Researchers at Beijing’s National Center for Nanoscience and Technology and colleagues published a paper in Nature Communications describing a self-destructive "nanosweeper" based on multifunctional peptide-polymers that improved memory deficits after capturing and degrading extracellular deposits of beta amyloid in the brains of mice, suggesting a potential new strategy to treat Alzheimer's disease.
Recent clinical data for several anti-beta amyloid mAbs, including solanezumab (LY2062430) from Eli Lilly and Co. (NYSE:LLY), have not shown a correlation between plaque clearance and cognitive benefit (see BioCentury, Dec. 16, 2016).
The researchers designed a nanosweeper comprising two main peptides: PEGylated GKLVFF, which recognizes and binds beta amyloid 42, and beclin 1 (BECN1; ATG6), which induces autophagy. The nanosweeper first captures and co-assembles with extracellular beta amyloid, thus inhibiting the formation of toxic beta amyloid aggregates. Next, the nanosweeper delivers beta amyloid into cells and activates autophagy within them to degrade the protein, clearing beta amyloid deposits.

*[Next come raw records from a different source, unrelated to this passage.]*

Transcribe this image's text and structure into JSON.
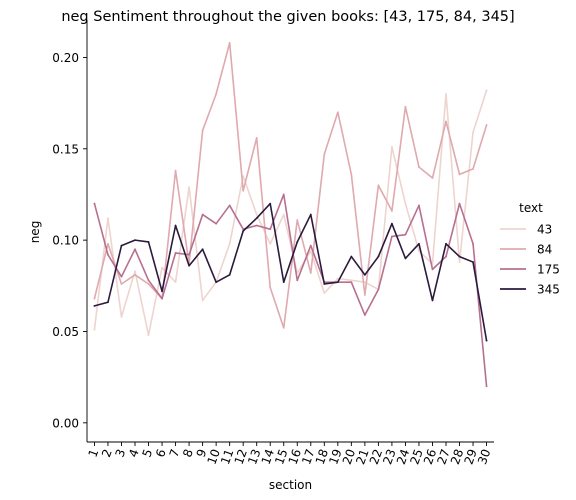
{
  "chart_data": {
    "type": "line",
    "title": "neg Sentiment throughout the given books: [43, 175, 84, 345]",
    "xlabel": "section",
    "ylabel": "neg",
    "x": [
      1,
      2,
      3,
      4,
      5,
      6,
      7,
      8,
      9,
      10,
      11,
      12,
      13,
      14,
      15,
      16,
      17,
      18,
      19,
      20,
      21,
      22,
      23,
      24,
      25,
      26,
      27,
      28,
      29,
      30
    ],
    "x_tick_labels": [
      "1",
      "2",
      "3",
      "4",
      "5",
      "6",
      "7",
      "8",
      "9",
      "10",
      "11",
      "12",
      "13",
      "14",
      "15",
      "16",
      "17",
      "18",
      "19",
      "20",
      "21",
      "22",
      "23",
      "24",
      "25",
      "26",
      "27",
      "28",
      "29",
      "30"
    ],
    "xlim": [
      0.45,
      30.55
    ],
    "ylim": [
      -0.0105,
      0.2205
    ],
    "y_ticks": [
      0.0,
      0.05,
      0.1,
      0.15,
      0.2
    ],
    "y_tick_labels": [
      "0.00",
      "0.05",
      "0.10",
      "0.15",
      "0.20"
    ],
    "grid": false,
    "legend": {
      "title": "text",
      "placement": "right"
    },
    "series": [
      {
        "name": "43",
        "color": "#eed4cf",
        "values": [
          0.051,
          0.112,
          0.058,
          0.083,
          0.048,
          0.085,
          0.077,
          0.129,
          0.067,
          0.077,
          0.098,
          0.135,
          0.114,
          0.098,
          0.114,
          0.082,
          0.094,
          0.071,
          0.079,
          0.078,
          0.077,
          0.073,
          0.151,
          0.12,
          0.094,
          0.087,
          0.18,
          0.088,
          0.159,
          0.182
        ]
      },
      {
        "name": "84",
        "color": "#dfa9ae",
        "values": [
          0.068,
          0.098,
          0.076,
          0.081,
          0.076,
          0.068,
          0.138,
          0.087,
          0.16,
          0.18,
          0.208,
          0.127,
          0.156,
          0.074,
          0.052,
          0.111,
          0.082,
          0.147,
          0.17,
          0.136,
          0.07,
          0.13,
          0.116,
          0.173,
          0.14,
          0.134,
          0.165,
          0.136,
          0.139,
          0.163
        ]
      },
      {
        "name": "175",
        "color": "#b7708f",
        "values": [
          0.12,
          0.092,
          0.08,
          0.095,
          0.078,
          0.068,
          0.093,
          0.092,
          0.114,
          0.109,
          0.119,
          0.106,
          0.108,
          0.106,
          0.125,
          0.078,
          0.097,
          0.077,
          0.077,
          0.077,
          0.059,
          0.073,
          0.102,
          0.103,
          0.119,
          0.084,
          0.091,
          0.12,
          0.098,
          0.02
        ]
      },
      {
        "name": "345",
        "color": "#2b1a3d",
        "values": [
          0.064,
          0.066,
          0.097,
          0.1,
          0.099,
          0.072,
          0.108,
          0.086,
          0.095,
          0.077,
          0.081,
          0.105,
          0.112,
          0.12,
          0.077,
          0.099,
          0.114,
          0.076,
          0.077,
          0.091,
          0.081,
          0.091,
          0.109,
          0.09,
          0.098,
          0.067,
          0.098,
          0.091,
          0.088,
          0.045
        ]
      }
    ]
  }
}
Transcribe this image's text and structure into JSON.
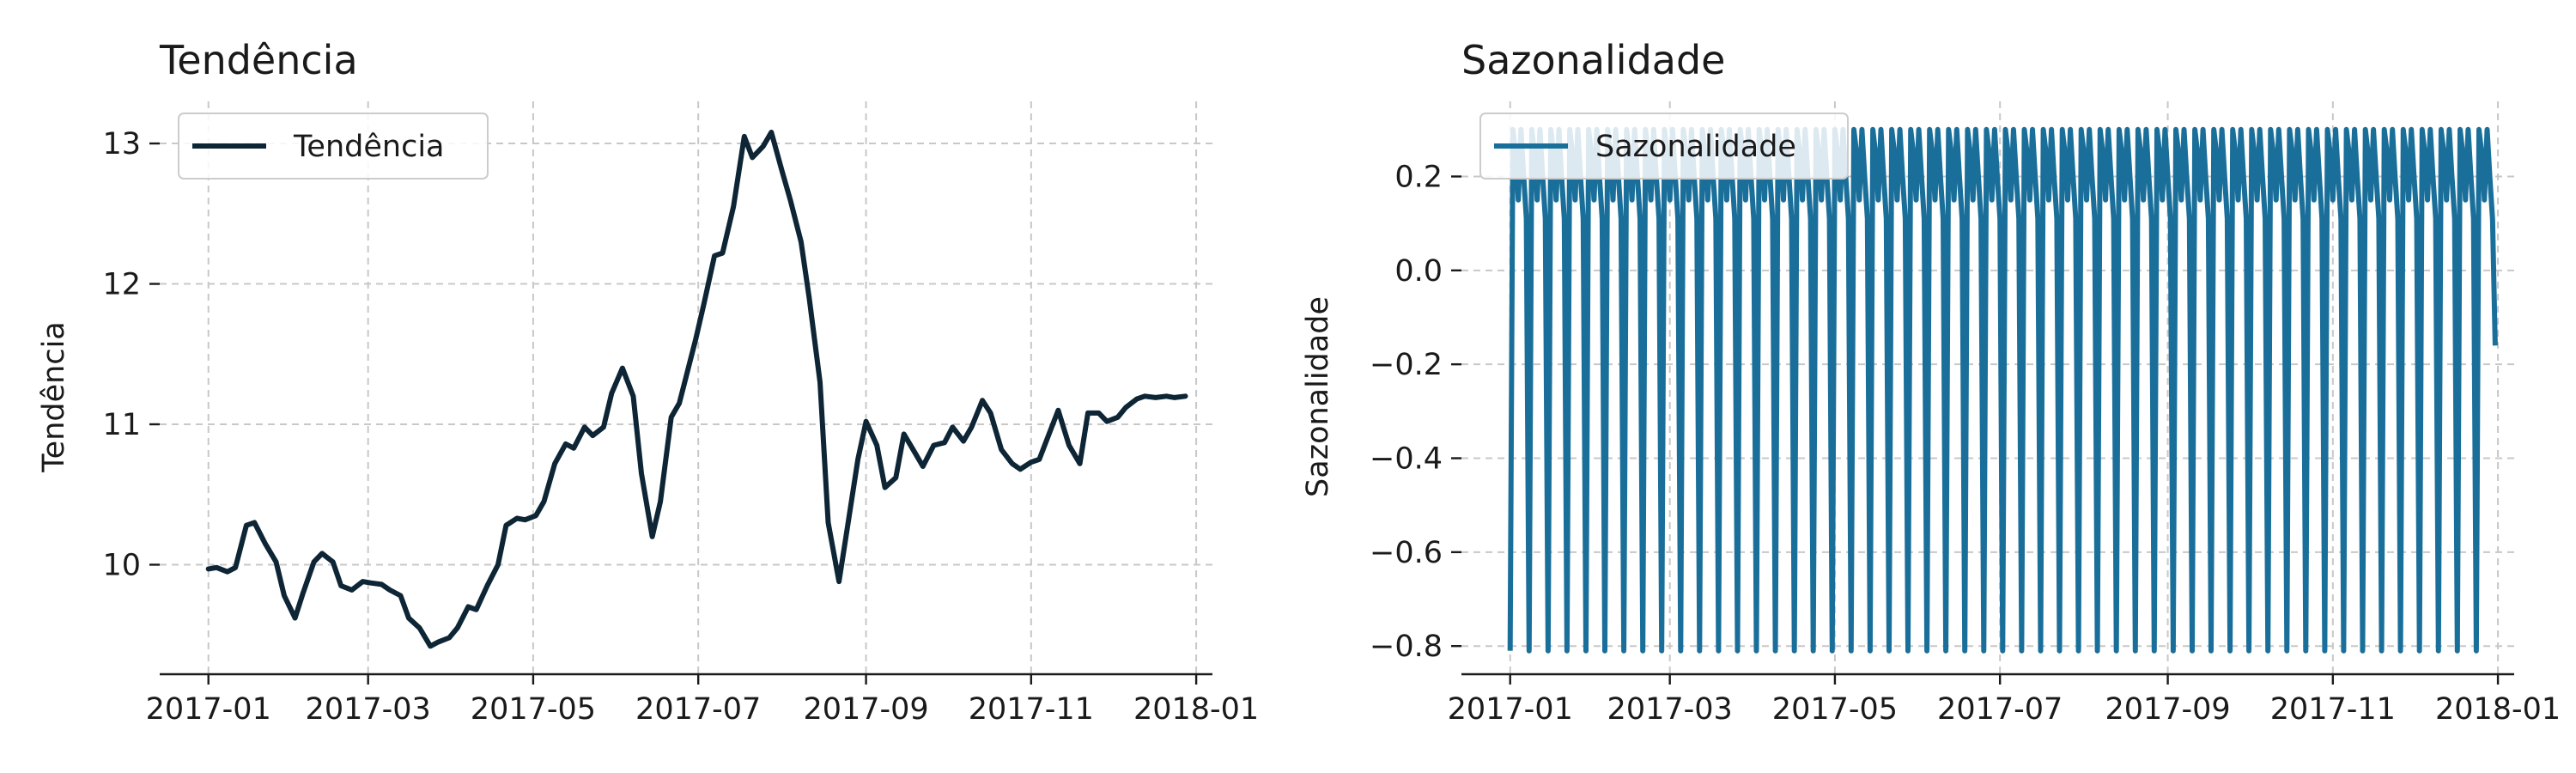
{
  "chart_data": [
    {
      "type": "line",
      "title": "Tendência",
      "xlabel": "",
      "ylabel": "Tendência",
      "xticks": [
        "2017-01",
        "2017-03",
        "2017-05",
        "2017-07",
        "2017-09",
        "2017-11",
        "2018-01"
      ],
      "yticks": [
        "10",
        "11",
        "12",
        "13"
      ],
      "xlim": [
        "2016-12-14",
        "2018-01-07"
      ],
      "ylim": [
        9.22,
        13.3
      ],
      "grid": true,
      "legend_position": "top-left",
      "color": "#0d2535",
      "series": [
        {
          "name": "Tendência",
          "x": [
            "2017-01-01",
            "2017-01-04",
            "2017-01-08",
            "2017-01-11",
            "2017-01-15",
            "2017-01-18",
            "2017-01-22",
            "2017-01-26",
            "2017-01-29",
            "2017-02-02",
            "2017-02-05",
            "2017-02-09",
            "2017-02-12",
            "2017-02-16",
            "2017-02-19",
            "2017-02-23",
            "2017-02-27",
            "2017-03-02",
            "2017-03-06",
            "2017-03-09",
            "2017-03-13",
            "2017-03-16",
            "2017-03-20",
            "2017-03-24",
            "2017-03-27",
            "2017-03-31",
            "2017-04-03",
            "2017-04-07",
            "2017-04-10",
            "2017-04-14",
            "2017-04-18",
            "2017-04-21",
            "2017-04-25",
            "2017-04-28",
            "2017-05-02",
            "2017-05-05",
            "2017-05-09",
            "2017-05-13",
            "2017-05-16",
            "2017-05-20",
            "2017-05-23",
            "2017-05-27",
            "2017-05-30",
            "2017-06-03",
            "2017-06-07",
            "2017-06-10",
            "2017-06-14",
            "2017-06-17",
            "2017-06-21",
            "2017-06-24",
            "2017-06-26",
            "2017-06-28",
            "2017-06-30",
            "2017-07-03",
            "2017-07-07",
            "2017-07-10",
            "2017-07-14",
            "2017-07-18",
            "2017-07-21",
            "2017-07-25",
            "2017-07-28",
            "2017-08-01",
            "2017-08-04",
            "2017-08-08",
            "2017-08-11",
            "2017-08-15",
            "2017-08-18",
            "2017-08-22",
            "2017-08-25",
            "2017-08-29",
            "2017-09-01",
            "2017-09-05",
            "2017-09-08",
            "2017-09-12",
            "2017-09-15",
            "2017-09-19",
            "2017-09-22",
            "2017-09-26",
            "2017-09-30",
            "2017-10-03",
            "2017-10-07",
            "2017-10-10",
            "2017-10-14",
            "2017-10-17",
            "2017-10-21",
            "2017-10-25",
            "2017-10-28",
            "2017-11-01",
            "2017-11-04",
            "2017-11-08",
            "2017-11-11",
            "2017-11-15",
            "2017-11-19",
            "2017-11-22",
            "2017-11-26",
            "2017-11-29",
            "2017-12-03",
            "2017-12-06",
            "2017-12-10",
            "2017-12-13",
            "2017-12-17",
            "2017-12-21",
            "2017-12-24",
            "2017-12-28"
          ],
          "values": [
            9.97,
            9.98,
            9.95,
            9.98,
            10.28,
            10.3,
            10.15,
            10.02,
            9.78,
            9.62,
            9.8,
            10.02,
            10.08,
            10.02,
            9.85,
            9.82,
            9.88,
            9.87,
            9.86,
            9.82,
            9.78,
            9.62,
            9.55,
            9.42,
            9.45,
            9.48,
            9.55,
            9.7,
            9.68,
            9.85,
            10.0,
            10.28,
            10.33,
            10.32,
            10.35,
            10.45,
            10.72,
            10.86,
            10.83,
            10.98,
            10.92,
            10.98,
            11.22,
            11.4,
            11.2,
            10.65,
            10.2,
            10.45,
            11.05,
            11.15,
            11.3,
            11.45,
            11.6,
            11.85,
            12.2,
            12.22,
            12.55,
            13.05,
            12.9,
            12.98,
            13.08,
            12.8,
            12.6,
            12.3,
            11.9,
            11.3,
            10.3,
            9.88,
            10.25,
            10.75,
            11.02,
            10.85,
            10.55,
            10.62,
            10.93,
            10.8,
            10.7,
            10.85,
            10.87,
            10.98,
            10.88,
            10.98,
            11.17,
            11.08,
            10.82,
            10.72,
            10.68,
            10.73,
            10.75,
            10.95,
            11.1,
            10.85,
            10.72,
            11.08,
            11.08,
            11.02,
            11.05,
            11.12,
            11.18,
            11.2,
            11.19,
            11.2,
            11.19,
            11.2
          ]
        }
      ]
    },
    {
      "type": "line",
      "title": "Sazonalidade",
      "xlabel": "",
      "ylabel": "Sazonalidade",
      "xticks": [
        "2017-01",
        "2017-03",
        "2017-05",
        "2017-07",
        "2017-09",
        "2017-11",
        "2018-01"
      ],
      "yticks": [
        "0.2",
        "0.0",
        "−0.2",
        "−0.4",
        "−0.6",
        "−0.8"
      ],
      "xlim": [
        "2016-12-14",
        "2018-01-07"
      ],
      "ylim": [
        -0.86,
        0.36
      ],
      "grid": true,
      "legend_position": "top-left",
      "color": "#1a6f9a",
      "period_days": 7,
      "weekly_pattern": [
        -0.81,
        0.3,
        0.25,
        0.15,
        0.3,
        0.2,
        0.11
      ],
      "series": [
        {
          "name": "Sazonalidade",
          "x_start": "2017-01-01",
          "x_end": "2017-12-31",
          "last_value": -0.16
        }
      ]
    }
  ]
}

In a transgenic mouse model of AD, the nanosweeper given every other day for one month decreased beta amyloid plaque load in brain tissue and attenuated neuron loss compared with no treatment.
The researchers then used the Morris water maze test to evaluate the spatial cognitive performance of the nanosweeper-treated mice. AD mice treated with the nanosweeper showed significantly shorter latency and increased spatial memory compared with control mice.
Additionally, hematology and histopathology assays showed that the nanosweepers did not lead to any systemic toxicity and could be safely used as a biomaterial to potentially treat AD.